What is a data management plan and why should I create one?

A data management plan (or DMP) is a formal plan that describes how research data are managed throughout the lifecycle of a research project. Planning saves time in the long run by integrating processes within and after the life of a project. It minimizes the need to reorganize, reformat, or attempt to remember details about data when disseminating and sharing with others. Many funding agencies and journals have data management policies and guidelines. 

Adapted from: The Portage Network. (n.d.). How to manage your data: Frequently asked questions under CC BY-NC-SA 4.0 license

Create a Data Management Plan using the DMP Assistant

The Portage Network has developed a tool called the DMP Assistant to help researchers prepare data management plans. The DMP Assistant is a bilingual tool that can help you prepare a good data management plan (DMP). It will take you step-by-step through a number of key questions about data management. To get started:

  1. Create an account:
  2. Sign in and select a template. There are several templates available to use - the "Portage" template is an all-inclusive template that should address your data management requirements.
  3. Answer the questions - examples and guidance are provided. You can share your plan so others can work on it also.
  4. Export or print your plan, or revise and revisit the plan throughout your research.

Video: Create a plan using the DMP Assistant

DMP Assistant Video

A short, 4 minute video on how to use the DMP Assistant.

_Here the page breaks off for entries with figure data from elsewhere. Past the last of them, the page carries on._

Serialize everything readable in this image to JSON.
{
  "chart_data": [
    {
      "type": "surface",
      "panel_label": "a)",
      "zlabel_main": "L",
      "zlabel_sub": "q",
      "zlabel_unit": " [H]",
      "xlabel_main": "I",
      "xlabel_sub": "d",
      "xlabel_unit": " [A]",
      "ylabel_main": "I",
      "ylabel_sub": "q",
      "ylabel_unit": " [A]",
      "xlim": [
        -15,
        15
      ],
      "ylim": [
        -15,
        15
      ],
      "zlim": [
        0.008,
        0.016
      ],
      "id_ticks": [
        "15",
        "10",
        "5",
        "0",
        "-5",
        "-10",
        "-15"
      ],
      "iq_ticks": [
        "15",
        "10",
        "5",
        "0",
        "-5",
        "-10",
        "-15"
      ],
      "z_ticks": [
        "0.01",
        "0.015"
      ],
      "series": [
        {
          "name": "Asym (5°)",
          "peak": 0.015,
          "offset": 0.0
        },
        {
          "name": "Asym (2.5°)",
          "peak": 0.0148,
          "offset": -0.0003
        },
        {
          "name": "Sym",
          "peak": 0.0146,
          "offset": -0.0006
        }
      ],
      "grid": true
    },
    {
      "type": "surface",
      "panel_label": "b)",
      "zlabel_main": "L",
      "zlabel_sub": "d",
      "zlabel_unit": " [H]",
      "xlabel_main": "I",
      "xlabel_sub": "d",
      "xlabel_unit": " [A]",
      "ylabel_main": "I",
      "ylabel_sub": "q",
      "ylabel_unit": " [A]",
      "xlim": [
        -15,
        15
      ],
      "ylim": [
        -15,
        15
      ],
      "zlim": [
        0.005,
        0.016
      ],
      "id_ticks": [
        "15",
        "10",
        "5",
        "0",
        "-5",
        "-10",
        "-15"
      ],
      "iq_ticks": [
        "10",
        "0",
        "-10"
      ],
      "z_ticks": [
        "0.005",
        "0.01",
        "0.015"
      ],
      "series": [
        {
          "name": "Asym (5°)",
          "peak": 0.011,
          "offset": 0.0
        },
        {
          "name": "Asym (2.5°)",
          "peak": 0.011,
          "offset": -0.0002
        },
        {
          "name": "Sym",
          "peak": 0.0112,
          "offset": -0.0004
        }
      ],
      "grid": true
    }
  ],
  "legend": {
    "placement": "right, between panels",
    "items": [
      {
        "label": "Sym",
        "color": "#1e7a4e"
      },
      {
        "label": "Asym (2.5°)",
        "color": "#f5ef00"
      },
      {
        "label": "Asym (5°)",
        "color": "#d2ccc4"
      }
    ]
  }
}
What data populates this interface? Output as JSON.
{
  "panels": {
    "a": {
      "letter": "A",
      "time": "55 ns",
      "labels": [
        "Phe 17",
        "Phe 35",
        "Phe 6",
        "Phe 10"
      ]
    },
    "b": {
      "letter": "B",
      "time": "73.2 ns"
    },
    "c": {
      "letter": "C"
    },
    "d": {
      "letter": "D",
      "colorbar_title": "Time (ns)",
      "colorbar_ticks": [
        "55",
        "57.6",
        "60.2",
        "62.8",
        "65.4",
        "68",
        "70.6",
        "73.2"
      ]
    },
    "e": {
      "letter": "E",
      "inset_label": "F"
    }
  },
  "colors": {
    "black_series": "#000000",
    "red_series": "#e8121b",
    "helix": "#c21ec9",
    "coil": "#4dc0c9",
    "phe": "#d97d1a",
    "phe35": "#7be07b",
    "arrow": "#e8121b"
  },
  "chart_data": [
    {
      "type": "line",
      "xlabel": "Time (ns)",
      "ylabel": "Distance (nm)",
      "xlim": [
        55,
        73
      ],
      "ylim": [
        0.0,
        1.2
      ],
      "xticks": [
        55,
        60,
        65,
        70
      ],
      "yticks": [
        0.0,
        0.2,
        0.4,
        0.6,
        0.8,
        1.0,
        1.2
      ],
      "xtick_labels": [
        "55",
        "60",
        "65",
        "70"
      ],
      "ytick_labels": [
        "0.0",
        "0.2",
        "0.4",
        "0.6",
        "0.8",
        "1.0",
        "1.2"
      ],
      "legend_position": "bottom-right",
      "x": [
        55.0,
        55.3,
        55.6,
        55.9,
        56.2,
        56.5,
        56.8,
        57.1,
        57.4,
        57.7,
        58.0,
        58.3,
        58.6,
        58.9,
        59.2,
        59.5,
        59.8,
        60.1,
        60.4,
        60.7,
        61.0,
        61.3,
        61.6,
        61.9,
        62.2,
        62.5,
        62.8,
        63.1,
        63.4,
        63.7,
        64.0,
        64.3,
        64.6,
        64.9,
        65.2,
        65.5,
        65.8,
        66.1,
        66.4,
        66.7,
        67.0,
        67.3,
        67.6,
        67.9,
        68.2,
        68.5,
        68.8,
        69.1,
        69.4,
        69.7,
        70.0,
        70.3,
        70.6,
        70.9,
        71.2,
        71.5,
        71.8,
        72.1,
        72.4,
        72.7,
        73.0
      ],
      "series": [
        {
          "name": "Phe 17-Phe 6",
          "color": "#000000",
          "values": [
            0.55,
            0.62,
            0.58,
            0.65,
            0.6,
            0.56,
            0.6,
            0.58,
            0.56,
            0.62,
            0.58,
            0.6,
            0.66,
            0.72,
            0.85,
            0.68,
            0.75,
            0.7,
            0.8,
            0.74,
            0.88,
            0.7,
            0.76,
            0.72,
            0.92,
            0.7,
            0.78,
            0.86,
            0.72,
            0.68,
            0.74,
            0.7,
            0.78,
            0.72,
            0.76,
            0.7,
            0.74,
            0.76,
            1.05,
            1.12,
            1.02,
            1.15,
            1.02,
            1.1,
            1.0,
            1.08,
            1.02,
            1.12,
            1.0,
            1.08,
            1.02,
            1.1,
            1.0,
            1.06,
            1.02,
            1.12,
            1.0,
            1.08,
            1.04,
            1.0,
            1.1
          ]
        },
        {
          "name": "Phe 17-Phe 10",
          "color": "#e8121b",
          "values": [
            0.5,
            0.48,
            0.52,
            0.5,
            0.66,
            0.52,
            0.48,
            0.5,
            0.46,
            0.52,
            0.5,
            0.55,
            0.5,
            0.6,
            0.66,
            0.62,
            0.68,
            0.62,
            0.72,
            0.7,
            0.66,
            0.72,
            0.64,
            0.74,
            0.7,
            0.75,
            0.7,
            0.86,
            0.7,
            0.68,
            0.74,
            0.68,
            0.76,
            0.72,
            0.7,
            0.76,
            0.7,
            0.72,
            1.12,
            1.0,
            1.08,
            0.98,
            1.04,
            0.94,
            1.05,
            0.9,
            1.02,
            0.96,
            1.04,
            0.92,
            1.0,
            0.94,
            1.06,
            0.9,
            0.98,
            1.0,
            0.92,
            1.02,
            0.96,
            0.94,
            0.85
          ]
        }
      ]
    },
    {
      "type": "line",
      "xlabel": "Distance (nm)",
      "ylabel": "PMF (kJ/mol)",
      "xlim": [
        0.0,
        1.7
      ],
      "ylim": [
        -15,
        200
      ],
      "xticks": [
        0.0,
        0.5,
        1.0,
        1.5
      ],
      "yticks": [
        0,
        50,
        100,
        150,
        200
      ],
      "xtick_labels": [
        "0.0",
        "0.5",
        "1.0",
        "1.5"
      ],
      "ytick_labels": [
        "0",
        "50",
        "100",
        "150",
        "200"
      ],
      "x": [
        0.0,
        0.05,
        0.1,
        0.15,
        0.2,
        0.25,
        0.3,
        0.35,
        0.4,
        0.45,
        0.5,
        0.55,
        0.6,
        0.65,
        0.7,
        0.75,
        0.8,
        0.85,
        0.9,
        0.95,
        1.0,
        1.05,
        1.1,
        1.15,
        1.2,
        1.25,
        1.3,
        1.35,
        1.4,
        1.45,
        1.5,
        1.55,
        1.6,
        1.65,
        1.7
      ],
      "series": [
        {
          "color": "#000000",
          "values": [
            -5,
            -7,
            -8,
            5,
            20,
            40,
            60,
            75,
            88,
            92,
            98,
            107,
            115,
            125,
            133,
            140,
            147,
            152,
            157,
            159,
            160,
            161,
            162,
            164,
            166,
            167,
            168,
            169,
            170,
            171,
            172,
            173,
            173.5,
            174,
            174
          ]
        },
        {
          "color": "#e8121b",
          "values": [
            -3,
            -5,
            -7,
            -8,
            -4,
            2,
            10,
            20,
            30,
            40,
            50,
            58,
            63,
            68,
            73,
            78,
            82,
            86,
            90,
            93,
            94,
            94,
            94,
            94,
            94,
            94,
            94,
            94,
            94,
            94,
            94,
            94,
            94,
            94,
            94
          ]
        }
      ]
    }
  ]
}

Elements of a Data Management Plan

The DMP Assistant will guide you through important questions to consider, which may include but are not limited to the following: 

  • Data Collection:
    What types of data will you collect, create, link to, record, etc? What file formats? How will you structure, name and version-control files?
  • Documentation and Metadata:
    What documentation and metadata (description of the data) will be used? Are you using a metadata standard? 
  • Storage and Backup:
    What are the anticipated storage requirements? How and where will data be stored and backed up? 
  • Preservation:
    Where will you deposit your data for long-term preservation at the end of your research project? What about preservation-friendly file formats, supporting documentation, etc?
  • Sharing and Reuse:
    What data will you be sharing and in what form? What type of end-user license do you want to include with your data? 
  • Responsibilities and Resources:
    Who will be responsible for managing this project's data during and after the project? What happens if substantive changes happen in the personnel overseeing the project's data? 
  • Ethics and Legal Compliance:
    How will you manage legal, ethical and intellectual property issues? If your research project contains sensitive data, how will you ensure that it is securely managed and only accessible to approved members of the project?